Google’s death penalty
Recently Google blacklisted BMW’s German website for violating its guidelines. According to the verdict termed as the "Google death penalty", "BMW" or "BMW Germany" will not return a direct link to the car company's German website, bmw.com.de for artificially enhancing its popularity on Google. Furthermore, bmw.com.de's PageRank has been reset to zero. Initially the site was removed for three day, but it really gave goose bumps the SEO Community because the bmw.com.de notoriously became the highest profile companies till date to suffer the “Google death penalty. It heavily relied on java script code that was unsearchable by Google’s spider and used text-heavy pages profusely scattered with key words to attract the attention of Google's indexing system.
What actually happened was that the cloaking was tactfully embedded in the webpage. A picture of what a search engine spider visiting the home page of the German BMW website saw, and what a user’s browser saw were very different. The spider was fed a page full of text containing words “gebrauchtwagen” (used car) and “neuwagen” (new car) many tens of times and not much else, and for the surfer there was a more standard-looking web page with smart pictures of automobiles and use of each of those words maybe twice.
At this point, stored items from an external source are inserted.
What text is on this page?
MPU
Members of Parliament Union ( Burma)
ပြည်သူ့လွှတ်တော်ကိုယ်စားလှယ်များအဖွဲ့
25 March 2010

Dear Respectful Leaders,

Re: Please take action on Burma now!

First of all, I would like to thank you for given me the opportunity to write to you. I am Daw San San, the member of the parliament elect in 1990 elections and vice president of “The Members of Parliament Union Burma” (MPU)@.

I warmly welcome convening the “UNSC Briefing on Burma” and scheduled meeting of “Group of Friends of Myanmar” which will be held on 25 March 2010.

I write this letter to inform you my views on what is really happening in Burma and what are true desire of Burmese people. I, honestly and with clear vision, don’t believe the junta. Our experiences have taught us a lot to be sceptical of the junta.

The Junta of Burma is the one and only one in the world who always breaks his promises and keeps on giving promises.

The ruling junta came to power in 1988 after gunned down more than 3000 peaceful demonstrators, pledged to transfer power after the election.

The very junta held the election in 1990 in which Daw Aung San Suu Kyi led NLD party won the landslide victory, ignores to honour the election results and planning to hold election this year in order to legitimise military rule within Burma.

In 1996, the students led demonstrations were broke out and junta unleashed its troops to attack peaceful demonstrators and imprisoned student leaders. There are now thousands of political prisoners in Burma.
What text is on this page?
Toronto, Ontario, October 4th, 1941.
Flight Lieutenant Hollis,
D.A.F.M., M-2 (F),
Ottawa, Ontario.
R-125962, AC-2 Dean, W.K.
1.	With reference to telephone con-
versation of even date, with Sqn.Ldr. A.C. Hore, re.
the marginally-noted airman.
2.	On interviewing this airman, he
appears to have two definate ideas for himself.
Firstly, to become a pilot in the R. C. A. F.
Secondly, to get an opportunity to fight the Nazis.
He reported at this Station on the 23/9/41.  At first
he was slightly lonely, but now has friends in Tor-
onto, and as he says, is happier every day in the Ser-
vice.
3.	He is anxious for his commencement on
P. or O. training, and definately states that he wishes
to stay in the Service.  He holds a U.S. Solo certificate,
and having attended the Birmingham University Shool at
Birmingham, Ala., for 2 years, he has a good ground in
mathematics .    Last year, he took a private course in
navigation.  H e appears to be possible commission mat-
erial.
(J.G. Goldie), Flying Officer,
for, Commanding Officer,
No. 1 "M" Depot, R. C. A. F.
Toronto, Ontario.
It came as a surprise for everybody that how such a high-profile website got engaged in black hat SEO tactics and how such a global site that is geared to other countries, could abide with the disappearance of one of its national sites. It could have happened probably due to the company’s carelessness. They might not have checked the credibility of the SEO Company before hiring them. But the SEO professionals can’t be foolish enough to know that those JavaScript redirects could lead to the site being removed. Every second company uses this black-hat SEO tactic and that ways BMW is not any exception. This has left so many webmasters perplexed, because still it is not known to them that what raged Google.
BMW has already suffered the wrath because the search term "BMW" still direct web surfers to the main worldwide site, but for the lesser companies such a penalty could be catastrophic because in that case their visitors/customers might end up being directed elsewhere.
Now you might be wondering what Google requires to re-include the site in its catalog. Fundamentally Google wants that the site should get rid of all those JavaScript redirects then submit a re inclusion request. As such Google also has the right to know the SEO Company who optimizes the web pages and tell them what they exactly did. But in case of BMW Google wants the company to include details on who created the doorway pages, and an assurance that such pages won’t appear again before the re-inclusion of the domains.